Regression results with outlier omitted.

tidy(lmfit.interact.educ.manage.omit)
term estimate std.error statistic p.value
(Intercept) 9458.4 31.041 304.71 0
X 498.4 2.152 231.64 0
E2 1384.3 29.858 46.36 0
E3 1741.3 40.682 42.80 0
M 3988.8 39.073 102.09 0
E2:M 5049.3 51.667 97.73 0
E3:M 3051.8 57.674 52.91 0
glance(lmfit.interact.educ.manage.omit)[-c(7:10)]
r.squared adj.r.squared sigma statistic p.value df df.residual
0.9998 0.9998 67.12 35428 0 7 38

The outlier has very little influence on the regression results,
…except a huge reduction in variance.

Plus, Cook’s distance implies this observation may have influence on predictions.
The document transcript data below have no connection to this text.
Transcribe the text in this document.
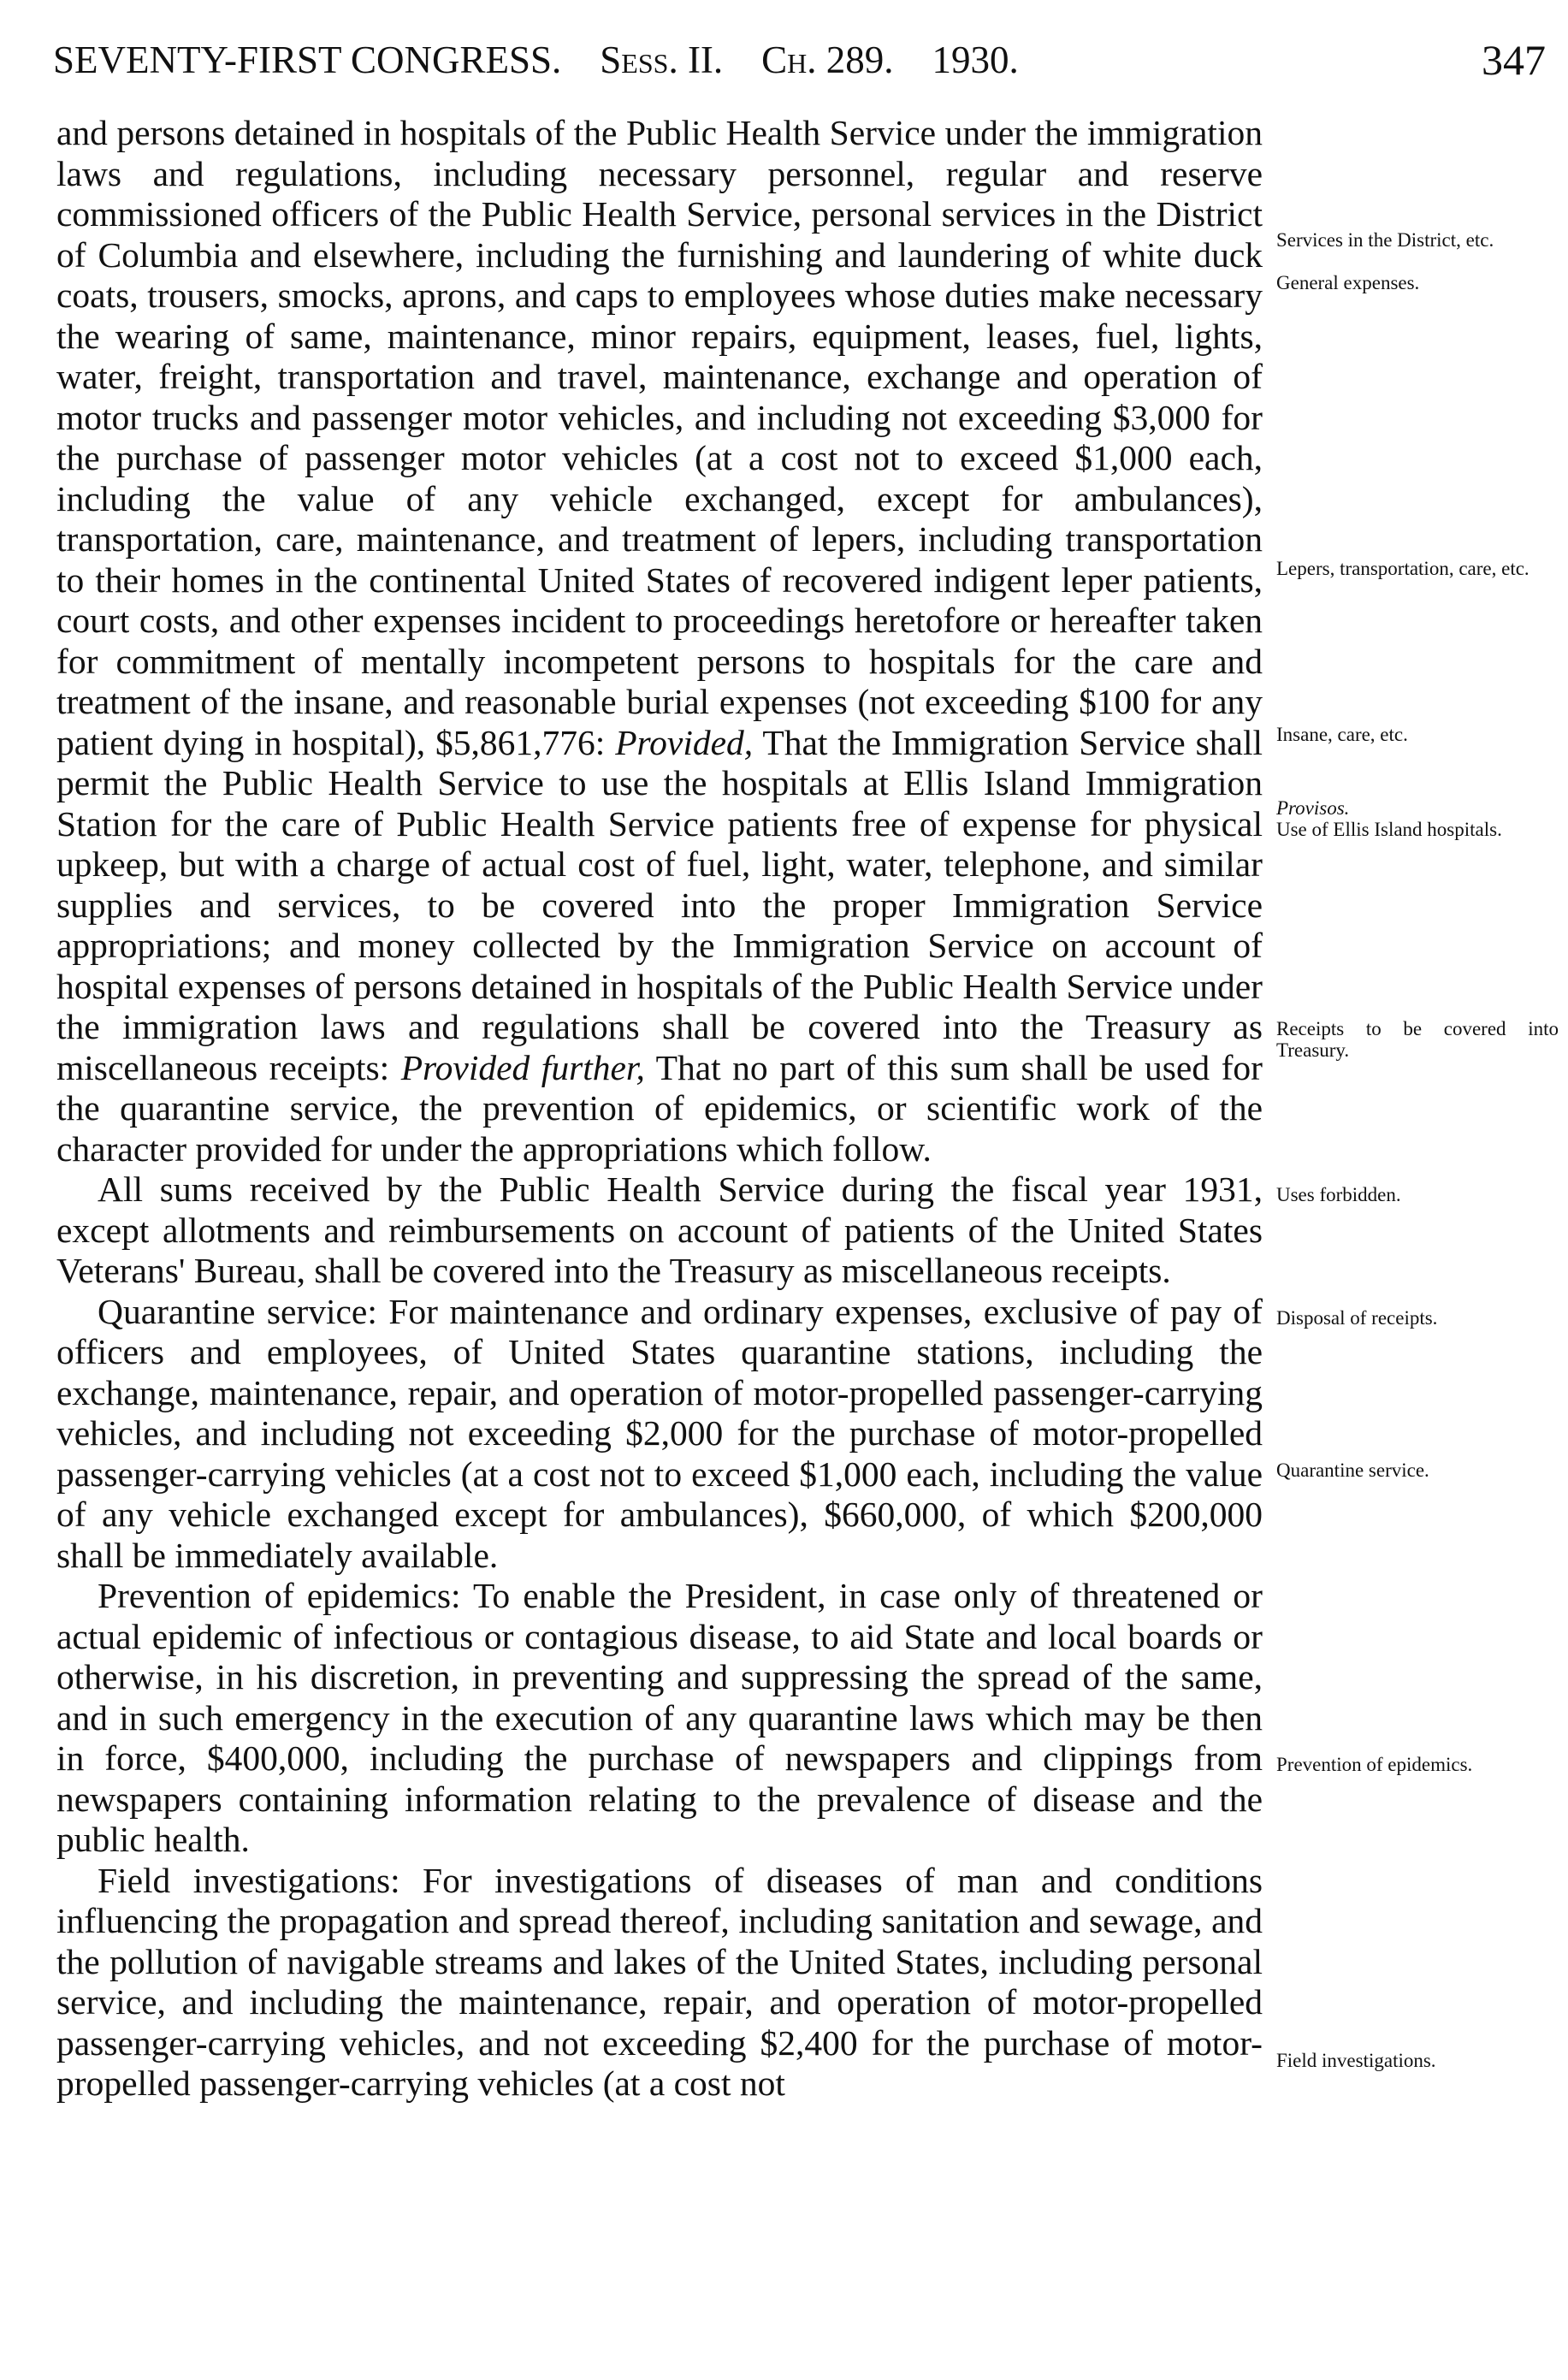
SEVENTY-FIRST CONGRESS. Sess. II. Ch. 289. 1930.	347

and persons detained in hospitals of the Public Health Service under the immigration laws and regulations, including necessary personnel, regular and reserve commissioned officers of the Public Health Service, personal services in the District of Columbia and elsewhere, including the furnishing and laundering of white duck coats, trousers, smocks, aprons, and caps to employees whose duties make necessary the wearing of same, maintenance, minor repairs, equipment, leases, fuel, lights, water, freight, transportation and travel, maintenance, exchange and operation of motor trucks and passenger motor vehicles, and including not exceeding $3,000 for the purchase of passenger motor vehicles (at a cost not to exceed $1,000 each, including the value of any vehicle exchanged, except for ambulances), transportation, care, maintenance, and treatment of lepers, including transportation to their homes in the continental United States of recovered indigent leper patients, court costs, and other expenses incident to proceedings heretofore or hereafter taken for commitment of mentally incompetent persons to hospitals for the care and treatment of the insane, and reasonable burial expenses (not exceeding $100 for any patient dying in hospital), $5,861,776: Provided, That the Immigration Service shall permit the Public Health Service to use the hospitals at Ellis Island Immigration Station for the care of Public Health Service patients free of expense for physical upkeep, but with a charge of actual cost of fuel, light, water, telephone, and similar supplies and services, to be covered into the proper Immigration Service appropriations; and money collected by the Immigration Service on account of hospital expenses of persons detained in hospitals of the Public Health Service under the immigration laws and regulations shall be covered into the Treasury as miscellaneous receipts: Provided further, That no part of this sum shall be used for the quarantine service, the prevention of epidemics, or scientific work of the character provided for under the appropriations which follow.

All sums received by the Public Health Service during the fiscal year 1931, except allotments and reimbursements on account of patients of the United States Veterans' Bureau, shall be covered into the Treasury as miscellaneous receipts.

Quarantine service: For maintenance and ordinary expenses, exclusive of pay of officers and employees, of United States quarantine stations, including the exchange, maintenance, repair, and operation of motor-propelled passenger-carrying vehicles, and including not exceeding $2,000 for the purchase of motor-propelled passenger-carrying vehicles (at a cost not to exceed $1,000 each, including the value of any vehicle exchanged except for ambulances), $660,000, of which $200,000 shall be immediately available.

Prevention of epidemics: To enable the President, in case only of threatened or actual epidemic of infectious or contagious disease, to aid State and local boards or otherwise, in his discretion, in preventing and suppressing the spread of the same, and in such emergency in the execution of any quarantine laws which may be then in force, $400,000, including the purchase of newspapers and clippings from newspapers containing information relating to the prevalence of disease and the public health.

Field investigations: For investigations of diseases of man and conditions influencing the propagation and spread thereof, including sanitation and sewage, and the pollution of navigable streams and lakes of the United States, including personal service, and including the maintenance, repair, and operation of motor-propelled passenger-carrying vehicles, and not exceeding $2,400 for the purchase of motor-propelled passenger-carrying vehicles (at a cost not

Services in the District, etc.
General expenses.
Lepers, transportation, care, etc.
Insane, care, etc.
Provisos.
Use of Ellis Island hospitals.
Receipts to be covered into Treasury.
Uses forbidden.
Disposal of receipts.
Quarantine service.
Prevention of epidemics.
Field investigations.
1.1.5.4.1 Checking other model assumptions with residuals

Excluding the residual, we confirmed the linearity and non-constant variance assumptions.

Here are more residual plots (with the outlier omitted)

gf_point(rstandard(lmfit.interact.educ.manage.omit) ~ X, data = salaryDummy[-omit, ]) %>%
  gf_labs(y = "standardized residuals", x = "x (years of experience)")


# Googled quite a bit to get the legends labeled nicely on this plot
gf_point(rstandard(lmfit.interact.educ.manage.omit) ~ (E + 3*M), size = ~ as.factor(M), color = ~ as.factor(E), data=salaryDummy[-omit, ]) %>%
  gf_labs(y = "standardized residuals", x = "Education and management categories") %>%
  gf_hline(yintercept = c(-2, 0, 2), linetype = 2) + 
  scale_size_discrete(range = c(1.5, 3), name="Manager", 
                      breaks=c("0", "1"),  labels=c("No", "Yes")) +
  scale_color_discrete(name="Education", 
                      breaks=c("1", "2", "3"),  labels=c("HS", "BS", "Grad"))
Warning: Using size for a discrete variable is not advised.

The last plot is interesting (and is an improvement on textbook Figure 5.5).

There seems to be more variability in salary for non-managers vs. managers.
This violates the assumption of constant variance for all levels of the predictors.

So, this model is quite good, but we might be overestimating salary variability for managers.